Zambiya hükümeti, Çin sermayeli bir bakır madeninden kaynaklanan zehirli bir sızıntıdan etkilenen topluluklar için, tam bir değerlendirmenin ardından ihtiyaç duyulması halinde daha fazla tazminat talep edeceğini söylüyor.
Zambiya, dünyanın 10 bakır üreticisinden biri olarak madenciliğe büyük ölçüde bağımlıdır.
Şubat ayında, Sino-Metals Leach madenindeki bir baraj çöktü, zehirli atıklar saçarak önemli bir içme suyu nehrini kirletti. Maden, Çin hükümetine ait olan China Nonferrous Metal Mining Group’un bir yan kuruluşuydu.
Şirket bundan dolayı özür diledi ve mağdurları tazmin edeceğine söz verdi ancak Zambiya Cumhurbaşkanı Yardımcısı Mutale Nalumango, "bu yeterli olmayabilir" diyerek Zambiyalıların güvenliğinin "pazarlık konusu olmadığını" ekledi.

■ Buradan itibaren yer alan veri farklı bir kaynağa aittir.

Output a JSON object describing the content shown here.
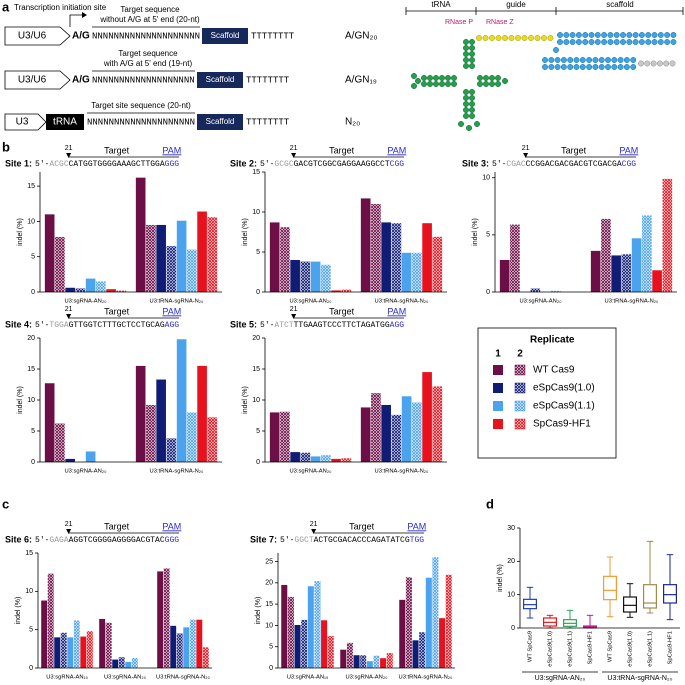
{
  "panel_a": {
    "label": "a",
    "tss": "Transcription initiation site",
    "constructs": [
      {
        "promoter": "U3/U6",
        "start": "A/G",
        "guide": "NNNNNNNNNNNNNNNNNNNN",
        "caption": [
          "Target sequence",
          "without A/G at 5' end (20-nt)"
        ],
        "scaffold": "Scaffold",
        "terminator": "TTTTTTTT",
        "name": "A/GN₂₀"
      },
      {
        "promoter": "U3/U6",
        "start": "A/G",
        "guide": "NNNNNNNNNNNNNNNNNNN",
        "caption": [
          "Target sequence",
          "with A/G at 5' end (19-nt)"
        ],
        "scaffold": "Scaffold",
        "terminator": "TTTTTTTT",
        "name": "A/GN₁₉"
      },
      {
        "promoter": "U3",
        "trna": "tRNA",
        "guide": "NNNNNNNNNNNNNNNNNNNN",
        "caption": [
          "Target site sequence (20-nt)"
        ],
        "scaffold": "Scaffold",
        "terminator": "TTTTTTTT",
        "name": "N₂₀"
      }
    ],
    "rna": {
      "trna": "tRNA",
      "guide": "guide",
      "scaffold": "scaffold",
      "rnase_p": "RNase P",
      "rnase_z": "RNase Z"
    }
  },
  "panel_labels": [
    "b",
    "c",
    "d"
  ],
  "legend": {
    "title": "Replicate",
    "replicates": [
      "1",
      "2"
    ],
    "items": [
      {
        "name": "WT Cas9",
        "color": "#6d0f47"
      },
      {
        "name": "eSpCas9(1.0)",
        "color": "#111d75"
      },
      {
        "name": "eSpCas9(1.1)",
        "color": "#4ba3ee"
      },
      {
        "name": "SpCas9-HF1",
        "color": "#e8121e"
      }
    ]
  },
  "chart_data": [
    {
      "type": "bar",
      "site": {
        "label": "Site 1:",
        "prefix": "5'-",
        "flank": "ACGC",
        "target": "CATGGTGGGGAAAGCTTGGA",
        "pam": "GGG",
        "position": "21",
        "target_label": "Target",
        "pam_label": "PAM"
      },
      "y_label": "indel (%)",
      "categories": [
        "U3:sgRNA-AN₂₀",
        "U3:tRNA-sgRNA-N₂₀"
      ],
      "ylim": [
        0,
        17
      ],
      "yticks": [
        0,
        5,
        10,
        15
      ],
      "series": [
        {
          "color": "#6d0f47",
          "pattern": "solid",
          "values": [
            11,
            16.2
          ]
        },
        {
          "color": "#6d0f47",
          "pattern": "hatched",
          "values": [
            7.8,
            9.5
          ]
        },
        {
          "color": "#111d75",
          "pattern": "solid",
          "values": [
            0.6,
            9.5
          ]
        },
        {
          "color": "#111d75",
          "pattern": "hatched",
          "values": [
            0.5,
            6.5
          ]
        },
        {
          "color": "#4ba3ee",
          "pattern": "solid",
          "values": [
            1.9,
            10.1
          ]
        },
        {
          "color": "#4ba3ee",
          "pattern": "hatched",
          "values": [
            1.5,
            6
          ]
        },
        {
          "color": "#e8121e",
          "pattern": "solid",
          "values": [
            0.4,
            11.4
          ]
        },
        {
          "color": "#e8121e",
          "pattern": "hatched",
          "values": [
            0.2,
            10.6
          ]
        }
      ]
    },
    {
      "type": "bar",
      "site": {
        "label": "Site 2:",
        "prefix": "5'-",
        "flank": "GCGC",
        "target": "GACGTCGGCGAGGAAGGCCT",
        "pam": "CGG",
        "position": "21",
        "target_label": "Target",
        "pam_label": "PAM"
      },
      "y_label": "indel (%)",
      "categories": [
        "U3:sgRNA-AN₂₀",
        "U3:tRNA-sgRNA-N₂₀"
      ],
      "ylim": [
        0,
        15
      ],
      "yticks": [
        0,
        5,
        10,
        15
      ],
      "series": [
        {
          "color": "#6d0f47",
          "pattern": "solid",
          "values": [
            8.7,
            11.7
          ]
        },
        {
          "color": "#6d0f47",
          "pattern": "hatched",
          "values": [
            8.1,
            11
          ]
        },
        {
          "color": "#111d75",
          "pattern": "solid",
          "values": [
            4,
            8.7
          ]
        },
        {
          "color": "#111d75",
          "pattern": "hatched",
          "values": [
            3.8,
            8.6
          ]
        },
        {
          "color": "#4ba3ee",
          "pattern": "solid",
          "values": [
            3.8,
            4.9
          ]
        },
        {
          "color": "#4ba3ee",
          "pattern": "hatched",
          "values": [
            3.4,
            4.9
          ]
        },
        {
          "color": "#e8121e",
          "pattern": "solid",
          "values": [
            0.2,
            8.6
          ]
        },
        {
          "color": "#e8121e",
          "pattern": "hatched",
          "values": [
            0.3,
            6.9
          ]
        }
      ]
    },
    {
      "type": "bar",
      "site": {
        "label": "Site 3:",
        "prefix": "5'-",
        "flank": "CGAC",
        "target": "CCGGACGACGACGTCGACGA",
        "pam": "CGG",
        "position": "21",
        "target_label": "Target",
        "pam_label": "PAM"
      },
      "y_label": "indel (%)",
      "categories": [
        "U3:sgRNA-AN₂₀",
        "U3:tRNA-sgRNA-N₂₀"
      ],
      "ylim": [
        0,
        10.5
      ],
      "yticks": [
        0,
        5,
        10
      ],
      "series": [
        {
          "color": "#6d0f47",
          "pattern": "solid",
          "values": [
            2.8,
            3.6
          ]
        },
        {
          "color": "#6d0f47",
          "pattern": "hatched",
          "values": [
            5.9,
            6.4
          ]
        },
        {
          "color": "#111d75",
          "pattern": "solid",
          "values": [
            0,
            3.2
          ]
        },
        {
          "color": "#111d75",
          "pattern": "hatched",
          "values": [
            0.3,
            3.3
          ]
        },
        {
          "color": "#4ba3ee",
          "pattern": "solid",
          "values": [
            0,
            4.7
          ]
        },
        {
          "color": "#4ba3ee",
          "pattern": "hatched",
          "values": [
            0.1,
            6.7
          ]
        },
        {
          "color": "#e8121e",
          "pattern": "solid",
          "values": [
            0,
            1.9
          ]
        },
        {
          "color": "#e8121e",
          "pattern": "hatched",
          "values": [
            0,
            9.9
          ]
        }
      ]
    },
    {
      "type": "bar",
      "site": {
        "label": "Site 4:",
        "prefix": "5'-",
        "flank": "TGGA",
        "target": "GTTGGTCTTTGCTCCTGCAG",
        "pam": "AGG",
        "position": "21",
        "target_label": "Target",
        "pam_label": "PAM"
      },
      "y_label": "indel (%)",
      "categories": [
        "U3:sgRNA-AN₂₀",
        "U3:tRNA-sgRNA-N₂₀"
      ],
      "ylim": [
        0,
        20
      ],
      "yticks": [
        0,
        5,
        10,
        15,
        20
      ],
      "series": [
        {
          "color": "#6d0f47",
          "pattern": "solid",
          "values": [
            12.7,
            15.5
          ]
        },
        {
          "color": "#6d0f47",
          "pattern": "hatched",
          "values": [
            6.2,
            9.2
          ]
        },
        {
          "color": "#111d75",
          "pattern": "solid",
          "values": [
            0.5,
            13.3
          ]
        },
        {
          "color": "#111d75",
          "pattern": "hatched",
          "values": [
            0,
            3.8
          ]
        },
        {
          "color": "#4ba3ee",
          "pattern": "solid",
          "values": [
            1.7,
            19.8
          ]
        },
        {
          "color": "#4ba3ee",
          "pattern": "hatched",
          "values": [
            0,
            8
          ]
        },
        {
          "color": "#e8121e",
          "pattern": "solid",
          "values": [
            0,
            15.5
          ]
        },
        {
          "color": "#e8121e",
          "pattern": "hatched",
          "values": [
            0,
            7.2
          ]
        }
      ]
    },
    {
      "type": "bar",
      "site": {
        "label": "Site 5:",
        "prefix": "5'-",
        "flank": "ATCT",
        "target": "TTGAAGTCCCTTCTAGATGG",
        "pam": "AGG",
        "position": "21",
        "target_label": "Target",
        "pam_label": "PAM"
      },
      "y_label": "indel (%)",
      "categories": [
        "U3:sgRNA-AN₂₀",
        "U3:tRNA-sgRNA-N₂₀"
      ],
      "ylim": [
        0,
        20
      ],
      "yticks": [
        0,
        5,
        10,
        15,
        20
      ],
      "series": [
        {
          "color": "#6d0f47",
          "pattern": "solid",
          "values": [
            8,
            8.8
          ]
        },
        {
          "color": "#6d0f47",
          "pattern": "hatched",
          "values": [
            8.1,
            11.1
          ]
        },
        {
          "color": "#111d75",
          "pattern": "solid",
          "values": [
            1.6,
            9.2
          ]
        },
        {
          "color": "#111d75",
          "pattern": "hatched",
          "values": [
            1.5,
            7.6
          ]
        },
        {
          "color": "#4ba3ee",
          "pattern": "solid",
          "values": [
            0.9,
            10.6
          ]
        },
        {
          "color": "#4ba3ee",
          "pattern": "hatched",
          "values": [
            1.1,
            9.6
          ]
        },
        {
          "color": "#e8121e",
          "pattern": "solid",
          "values": [
            0.5,
            14.5
          ]
        },
        {
          "color": "#e8121e",
          "pattern": "hatched",
          "values": [
            0.6,
            12.2
          ]
        }
      ]
    },
    {
      "type": "bar",
      "site": {
        "label": "Site 6:",
        "prefix": "5'-",
        "flank": "GAGA",
        "target": "AGGTCGGGGAGGGGACGTAC",
        "pam": "GGG",
        "position": "21",
        "target_label": "Target",
        "pam_label": "PAM"
      },
      "y_label": "indel (%)",
      "categories": [
        "U3:sgRNA-AN₁₉",
        "U3:sgRNA-AN₂₀",
        "U3:tRNA-sgRNA-N₂₀"
      ],
      "ylim": [
        0,
        15
      ],
      "yticks": [
        0,
        5,
        10,
        15
      ],
      "series": [
        {
          "color": "#6d0f47",
          "pattern": "solid",
          "values": [
            8.8,
            6.4,
            12.6
          ]
        },
        {
          "color": "#6d0f47",
          "pattern": "hatched",
          "values": [
            12.3,
            5.9,
            13
          ]
        },
        {
          "color": "#111d75",
          "pattern": "solid",
          "values": [
            4,
            1.1,
            5.5
          ]
        },
        {
          "color": "#111d75",
          "pattern": "hatched",
          "values": [
            4.6,
            1.4,
            4.5
          ]
        },
        {
          "color": "#4ba3ee",
          "pattern": "solid",
          "values": [
            4,
            0.8,
            5.3
          ]
        },
        {
          "color": "#4ba3ee",
          "pattern": "hatched",
          "values": [
            6.2,
            1.3,
            6.3
          ]
        },
        {
          "color": "#e8121e",
          "pattern": "solid",
          "values": [
            4.1,
            0,
            6.3
          ]
        },
        {
          "color": "#e8121e",
          "pattern": "hatched",
          "values": [
            4.8,
            0,
            2.7
          ]
        }
      ]
    },
    {
      "type": "bar",
      "site": {
        "label": "Site 7:",
        "prefix": "5'-",
        "flank": "GGCT",
        "target": "ACTGCGACACCCAGATATCG",
        "pam": "TGG",
        "position": "21",
        "target_label": "Target",
        "pam_label": "PAM"
      },
      "y_label": "indel (%)",
      "categories": [
        "U3:sgRNA-AN₁₉",
        "U3:sgRNA-AN₂₀",
        "U3:tRNA-sgRNA-N₂₀"
      ],
      "ylim": [
        0,
        27
      ],
      "yticks": [
        0,
        5,
        10,
        15,
        20,
        25
      ],
      "series": [
        {
          "color": "#6d0f47",
          "pattern": "solid",
          "values": [
            19.5,
            4.3,
            16
          ]
        },
        {
          "color": "#6d0f47",
          "pattern": "hatched",
          "values": [
            16.7,
            5.9,
            21.3
          ]
        },
        {
          "color": "#111d75",
          "pattern": "solid",
          "values": [
            10.1,
            3,
            6.5
          ]
        },
        {
          "color": "#111d75",
          "pattern": "hatched",
          "values": [
            11.3,
            3,
            8.4
          ]
        },
        {
          "color": "#4ba3ee",
          "pattern": "solid",
          "values": [
            19.2,
            1.6,
            21.2
          ]
        },
        {
          "color": "#4ba3ee",
          "pattern": "hatched",
          "values": [
            20.4,
            2.9,
            26
          ]
        },
        {
          "color": "#e8121e",
          "pattern": "solid",
          "values": [
            11.2,
            2.3,
            11.7
          ]
        },
        {
          "color": "#e8121e",
          "pattern": "hatched",
          "values": [
            7.5,
            3.5,
            21.9
          ]
        }
      ]
    },
    {
      "type": "box",
      "y_label": "indel (%)",
      "categories": [
        "WT SpCas9",
        "eSpCas9(1.0)",
        "eSpCas9(1.1)",
        "SpCas9-HF1",
        "WT SpCas9",
        "eSpCas9(1.0)",
        "eSpCas9(1.1)",
        "SpCas9-HF1"
      ],
      "groups": [
        "U3:sgRNA-AN₂₀",
        "U3:tRNA-sgRNA-N₂₀"
      ],
      "colors": [
        "#1f3ea6",
        "#e31a1c",
        "#2ea55a",
        "#c21d8f",
        "#f29b30",
        "#111111",
        "#a38a4c",
        "#1a2a8a"
      ],
      "min": [
        3,
        0,
        0,
        0,
        3.4,
        3.2,
        4.5,
        2.5
      ],
      "q1": [
        5.8,
        0.6,
        0.5,
        0.1,
        8.5,
        4.8,
        6,
        7.5
      ],
      "median": [
        7,
        1.7,
        1.4,
        0.3,
        11.3,
        6.8,
        7.5,
        10
      ],
      "q3": [
        8.6,
        3,
        2.5,
        0.6,
        15.5,
        9.3,
        13,
        13
      ],
      "max": [
        12.2,
        3.8,
        5.3,
        3.8,
        21.3,
        13.3,
        26,
        22
      ],
      "ylim": [
        0,
        30
      ],
      "yticks": [
        0,
        10,
        20,
        30
      ]
    }
  ]
}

Bazı elçilikler, sağlık riskleri nedeniyle vatandaşlarını bölgeden uzak durmaları konusunda uyardı.
Şirket ilk olarak Kitwe yakınlarında Kafue Nehri'ne akan su yollarına 50.000 ton atık döküldüğünü bildirdi, ancak Sino-Metals tarafından tutulan Güney Afrikalı bir çevre firması olan Drizit 1.5 milyon ton salındığını, tehlikeli seviyelerde siyanür, arsenik ve uzun vadeli ciddi sağlık riskleri oluşturan ağır metaller içeren 900.000 metreküp zehirli atığın kaldığını tespit etti.
Sino-Metals, Drizit'in bulgularının doğruluğuna itiraz etti ve Associated Press'e yaptığı açıklamada, "sözleşme ihlalleri" gerekçesiyle şirketle olan sözleşmesini feshettiğini belirtti.

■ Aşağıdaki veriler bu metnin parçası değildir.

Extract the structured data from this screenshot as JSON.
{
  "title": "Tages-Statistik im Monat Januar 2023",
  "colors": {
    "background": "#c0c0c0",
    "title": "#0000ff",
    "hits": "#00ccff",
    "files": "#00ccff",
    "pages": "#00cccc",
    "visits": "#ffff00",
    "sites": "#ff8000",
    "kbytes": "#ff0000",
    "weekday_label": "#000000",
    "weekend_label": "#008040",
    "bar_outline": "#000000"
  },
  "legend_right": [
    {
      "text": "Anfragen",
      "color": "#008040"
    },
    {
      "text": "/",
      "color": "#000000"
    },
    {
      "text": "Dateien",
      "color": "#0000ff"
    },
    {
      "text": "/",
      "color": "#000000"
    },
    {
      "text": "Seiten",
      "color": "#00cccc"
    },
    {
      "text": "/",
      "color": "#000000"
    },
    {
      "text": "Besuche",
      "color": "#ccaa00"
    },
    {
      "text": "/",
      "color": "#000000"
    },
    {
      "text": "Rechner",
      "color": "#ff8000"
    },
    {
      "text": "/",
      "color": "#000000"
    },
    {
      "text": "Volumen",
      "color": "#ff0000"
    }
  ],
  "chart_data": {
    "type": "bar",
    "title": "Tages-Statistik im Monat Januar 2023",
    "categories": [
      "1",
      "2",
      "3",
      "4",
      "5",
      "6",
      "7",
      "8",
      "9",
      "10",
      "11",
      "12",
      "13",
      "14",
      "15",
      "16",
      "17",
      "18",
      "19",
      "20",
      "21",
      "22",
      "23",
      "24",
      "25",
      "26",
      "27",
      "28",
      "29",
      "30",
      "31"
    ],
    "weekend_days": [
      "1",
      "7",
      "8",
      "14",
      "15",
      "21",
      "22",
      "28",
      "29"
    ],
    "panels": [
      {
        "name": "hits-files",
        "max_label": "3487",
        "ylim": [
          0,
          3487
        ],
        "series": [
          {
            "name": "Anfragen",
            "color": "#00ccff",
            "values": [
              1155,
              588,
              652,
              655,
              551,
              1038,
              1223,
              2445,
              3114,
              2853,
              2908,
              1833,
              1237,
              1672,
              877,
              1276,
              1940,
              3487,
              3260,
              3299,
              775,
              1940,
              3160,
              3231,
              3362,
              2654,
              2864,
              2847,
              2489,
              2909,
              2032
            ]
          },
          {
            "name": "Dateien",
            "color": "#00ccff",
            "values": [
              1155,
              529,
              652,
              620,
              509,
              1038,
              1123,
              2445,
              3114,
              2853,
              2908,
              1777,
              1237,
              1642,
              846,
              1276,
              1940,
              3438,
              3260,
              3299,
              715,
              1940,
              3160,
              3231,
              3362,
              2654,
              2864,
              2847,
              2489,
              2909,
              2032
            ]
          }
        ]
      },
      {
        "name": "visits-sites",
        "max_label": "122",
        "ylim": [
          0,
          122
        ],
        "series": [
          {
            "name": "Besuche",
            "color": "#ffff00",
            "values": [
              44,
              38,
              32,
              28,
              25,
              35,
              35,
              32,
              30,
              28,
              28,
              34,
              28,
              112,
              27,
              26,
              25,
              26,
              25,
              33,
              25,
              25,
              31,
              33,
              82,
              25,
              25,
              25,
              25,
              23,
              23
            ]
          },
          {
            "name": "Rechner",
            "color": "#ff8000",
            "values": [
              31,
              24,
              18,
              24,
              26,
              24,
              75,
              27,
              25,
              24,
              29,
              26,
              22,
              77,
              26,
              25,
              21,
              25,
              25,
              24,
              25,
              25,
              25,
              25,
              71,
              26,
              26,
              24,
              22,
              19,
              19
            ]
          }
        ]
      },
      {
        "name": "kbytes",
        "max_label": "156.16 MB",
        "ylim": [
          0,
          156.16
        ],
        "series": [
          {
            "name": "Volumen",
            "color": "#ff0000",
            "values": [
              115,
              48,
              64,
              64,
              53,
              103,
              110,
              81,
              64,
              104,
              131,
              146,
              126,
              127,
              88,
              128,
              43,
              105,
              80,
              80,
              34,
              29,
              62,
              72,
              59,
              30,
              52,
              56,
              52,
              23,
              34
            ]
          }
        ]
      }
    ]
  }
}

Yetkililer Kafue Nehri’nde balık avını yasakladı ve asitliği düşürmek için hava kuvvetlerini ve sürat teknelerini kullanarak kireç döktü.
İnsan Hakları İzleme Örgütü, asit sızıntısının ekinleri yok ettiğini, balıkları ve hayvanları öldürdüğünü ve yerel çiftçilerin geçim kaynaklarını mahvettiğini söyledi. Sino-Metals, topluluklara tazminat ödeme ve çevreyi eski haline getirme sözü vermişti.
Çevre aktivistleri, HRW’ye dökülme bölgesine yakın yaşayanların hala baş ağrısı, öksürük, ishal ve diğer kötüleşen sağlık sorunlarından muzdarip olduğunu söyledi.
Zambiya Cumhurbaşkanı Yardımcısı Nalumango, 580.000 dolarlık tazminatı "doğru yönde atılmış bir adım" olarak nitelendirdi, ancak bunun kapsamlı ve bağımsız bir değerlendirmeyi takip etmesi gerektiğini söyledi.
HRW'ye göre, etkilenenlerden bazıları vaat edilen tazminatı almadıklarını söyledi.